Looking Ahead: The New Normal

The EV transformation of Cat A is not reversible. Battery costs continue to fall, Chinese manufacturers continue to scale, and consumer acceptance of electric vehicles continues to grow. The 45.6% share in Cat A will likely become 50%, then 60%, then the clear majority within the next few years.

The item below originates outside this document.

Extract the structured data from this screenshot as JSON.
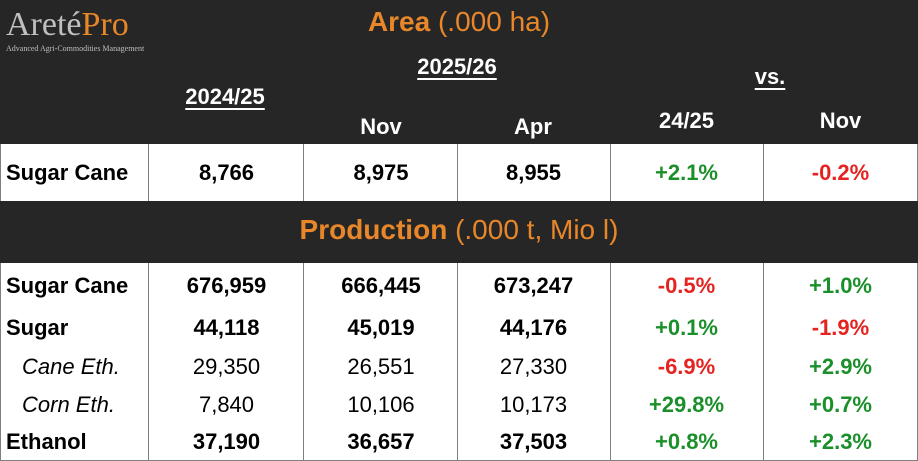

For prospective car buyers, the practical implications are:

  • Budget higher for Cat A COE: premiums above $100,000 are the new baseline, not an anomaly. Plan your finances accordingly
  • Seriously evaluate EVs: if you have convenient charging access, the total cost of ownership for a Cat A EV is often lower than an equivalent ICE vehicle despite higher purchase prices. Run the numbers with our Total Cost Calculator
  • Monitor policy changes: the LTA category review could reshape the market. Set up COE price alerts and bookmark our trends page to stay informed
  • Consider the Cat B option: with the Cat A/B gap at just $3,678, Cat B may offer better value than at any point in history. A slightly larger or more powerful vehicle for a minimal COE premium difference is worth evaluating
  • Think about timing: our price prediction tool can help you gauge whether the market is trending up or down. The EV-driven structural floor on Cat A premiums means dramatic drops are unlikely, but month-to-month fluctuations still offer windows of opportunity

The age of electric vehicles in Singapore's COE system has arrived. Whether you embrace it by buying an EV, navigate around it by shifting to Cat B, or simply budget for higher Cat A premiums, the key is to make the decision with clear-eyed data—not assumptions from an era that has already passed.